I don’t know yet, but I think that’s the ultimate challenge I will set to myself.  The challenge to be that kind of person.  How do you know when you are?  I don’t know that either.  (It’s entirely possible that it requires a good deal less introspection than I’ve indulged myself in.)  But I think it’s worth something to try to reflect and radiate, and to make a conscious effort to affect people in positive ways.  At the very, very least, to be aware of how everyone who has touched my life has made me a better person, even if it’s small things.  And to be grateful, especially for the small things.

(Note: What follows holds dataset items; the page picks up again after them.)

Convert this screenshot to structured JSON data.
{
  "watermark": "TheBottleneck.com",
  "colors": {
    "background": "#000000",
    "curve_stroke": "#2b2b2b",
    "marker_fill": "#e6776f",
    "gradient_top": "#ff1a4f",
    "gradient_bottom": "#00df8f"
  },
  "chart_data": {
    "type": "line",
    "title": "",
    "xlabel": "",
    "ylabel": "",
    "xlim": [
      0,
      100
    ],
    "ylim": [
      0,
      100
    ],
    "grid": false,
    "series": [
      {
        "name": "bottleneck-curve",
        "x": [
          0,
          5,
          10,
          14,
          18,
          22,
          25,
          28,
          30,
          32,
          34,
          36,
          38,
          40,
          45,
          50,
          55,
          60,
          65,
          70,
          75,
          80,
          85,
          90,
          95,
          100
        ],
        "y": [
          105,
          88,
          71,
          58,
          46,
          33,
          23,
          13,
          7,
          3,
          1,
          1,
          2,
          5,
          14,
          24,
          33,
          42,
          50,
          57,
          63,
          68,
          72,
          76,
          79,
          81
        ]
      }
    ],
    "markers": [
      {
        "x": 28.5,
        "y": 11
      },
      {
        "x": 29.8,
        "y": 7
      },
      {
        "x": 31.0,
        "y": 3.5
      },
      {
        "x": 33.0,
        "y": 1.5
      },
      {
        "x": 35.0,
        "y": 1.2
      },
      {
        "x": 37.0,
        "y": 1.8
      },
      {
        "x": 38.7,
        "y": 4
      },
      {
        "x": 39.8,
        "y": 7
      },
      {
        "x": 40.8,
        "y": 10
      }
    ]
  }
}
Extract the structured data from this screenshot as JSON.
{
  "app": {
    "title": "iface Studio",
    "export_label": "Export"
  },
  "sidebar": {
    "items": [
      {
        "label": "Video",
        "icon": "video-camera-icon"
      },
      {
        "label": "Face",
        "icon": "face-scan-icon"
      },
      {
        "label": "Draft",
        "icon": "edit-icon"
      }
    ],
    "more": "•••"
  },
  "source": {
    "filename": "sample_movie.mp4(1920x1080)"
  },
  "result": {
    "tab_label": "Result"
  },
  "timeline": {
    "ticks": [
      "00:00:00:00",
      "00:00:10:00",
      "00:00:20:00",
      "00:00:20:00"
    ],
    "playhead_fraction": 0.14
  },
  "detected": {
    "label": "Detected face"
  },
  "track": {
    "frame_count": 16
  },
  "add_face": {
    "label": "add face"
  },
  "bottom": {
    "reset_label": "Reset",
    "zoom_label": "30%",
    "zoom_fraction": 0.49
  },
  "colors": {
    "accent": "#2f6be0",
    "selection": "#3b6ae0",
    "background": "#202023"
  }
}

So in case I haven’t told you lately (yes, you!), thank you.  For the chocolate, for the hug, for the help I never like to ask for.  For listening to me vent after the coffee got cold (we must be so beautiful by now!), for taking care of me, for sharing pieces of your life with me.  For telling me your stories, for trusting me with the things that are important to you.  Thank you for keeping in touch, for the postcards and the letters, the photos, the emails, the facebook messages.  It makes me smile to hear from you, every time, even when it’s just “hey.”  Thank you to the jam lady at the market square, and to friendly people on trams and buses and planes everywhere.  Thank you to the stranger in the park who asked me to dinner (I guess there have been a few), thank you to the sound designer who became my friend for 8 hours over the Atlantic (I still have your card, tucked into my idea notebook), to the artist who told me the personal meaning behind her work, and the little girl sharing our campfire who loved marshmallows but wasn’t afraid to say she liked them plain.  Thank you to the little old Finnish ladies who talk to me at the bus stop even when my Finnish is terrible, and the little old ladies and gentlemen everywhere who encourage the hopes and dreams of young people.  Thank you for listening to me ramble and for pointing out when I’m being ridiculous (you know who you are).  And thank you for being you, for being smart and funny, creative, ambitious, supportive, inspiring.  You are amazing for all the big reasons, and especially for all the little things.